Fußball Nach der Quali gegen San Marino ist vor dem Confed Cup. Mittendrin statt nur dabei: der Mittelstürmer von der TSG Hoffenheim, Sandro Wagner

Aus der Spielfreude und Zielstrebigkeit der nachrückenden Garde beim WM-Qualifikationsspiel Deutschland gegen San Marino (7:0) stach eine hünenhafte Gestalt mit Kinnbart besonders heraus: Sandro Wagner. „Es hat Spaß gemacht, es war ein schöner Abend. Jeder hat erwartet, dass man ein Tor schießt gegen einen solchen Gegner.“ Dem 29-Jährigen sind dann sogar drei Treffer in seinem zweiten Länderspiel gelungen: Zweimal wuchtete er die Kugel per Kopf über die Linie (11. und 85.), einmal im Grätschschritt (29.) – passend für einen zielstrebigen Typ wie ihn: „Ich kann schon einschätzen, dass das nicht England oder Italien war.“

Gleichwohl: Im reiferen Alter paaren sich bei dem Hünen von der TSG Hoffenheim Selbstbewusstsein, Meinungsstärke und Treffsicherheit; und ergeben ein stimmiges Bild eines Profis mit Polarisierungsfaktor, der laut Joa­chim Löw in der DFB-Auswahl „eine andere Note einbringt“.

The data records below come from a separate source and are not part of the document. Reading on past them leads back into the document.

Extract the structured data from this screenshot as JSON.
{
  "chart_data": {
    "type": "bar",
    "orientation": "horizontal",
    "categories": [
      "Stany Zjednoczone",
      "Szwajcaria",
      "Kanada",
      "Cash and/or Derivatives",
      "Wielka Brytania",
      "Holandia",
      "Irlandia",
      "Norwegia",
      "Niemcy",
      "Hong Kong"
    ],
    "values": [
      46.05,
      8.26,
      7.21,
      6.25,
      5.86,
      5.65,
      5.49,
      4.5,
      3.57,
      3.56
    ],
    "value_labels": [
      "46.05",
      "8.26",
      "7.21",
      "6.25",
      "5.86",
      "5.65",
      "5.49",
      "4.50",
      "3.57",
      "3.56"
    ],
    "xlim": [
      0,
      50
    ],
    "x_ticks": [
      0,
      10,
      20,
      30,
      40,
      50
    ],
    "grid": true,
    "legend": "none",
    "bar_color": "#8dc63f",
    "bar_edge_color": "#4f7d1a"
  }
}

Mit seiner direkten Art auf und außerhalb des Platzes entwickelt sich die markante Figur womöglich unter vielen glatt gebügelten Stars zu einer wichtigen Marke, die der Bundestrainer wertschätzen lernt.Der gebürtige Münchner erfährt gerade die beste Phase einer Zickzackkarriere. Rauf und runter – und vielleicht im nächsten Sommer sogar auf der WM-Bühne? Löw wollte sich trotz des Lobes bezüglich einer Nominierung von zwei klassischen Mittelstürmern für 2018 noch nicht festlegen. Auch wenn die EM 2016 in Frankreich gelehrt hat, dass es mindestens eine Alternative auf dieser Position braucht. Als Mario Gómez zum Halbfinale gegen Gastgeber Frankreich passen musste, fehlte der Spielertypus.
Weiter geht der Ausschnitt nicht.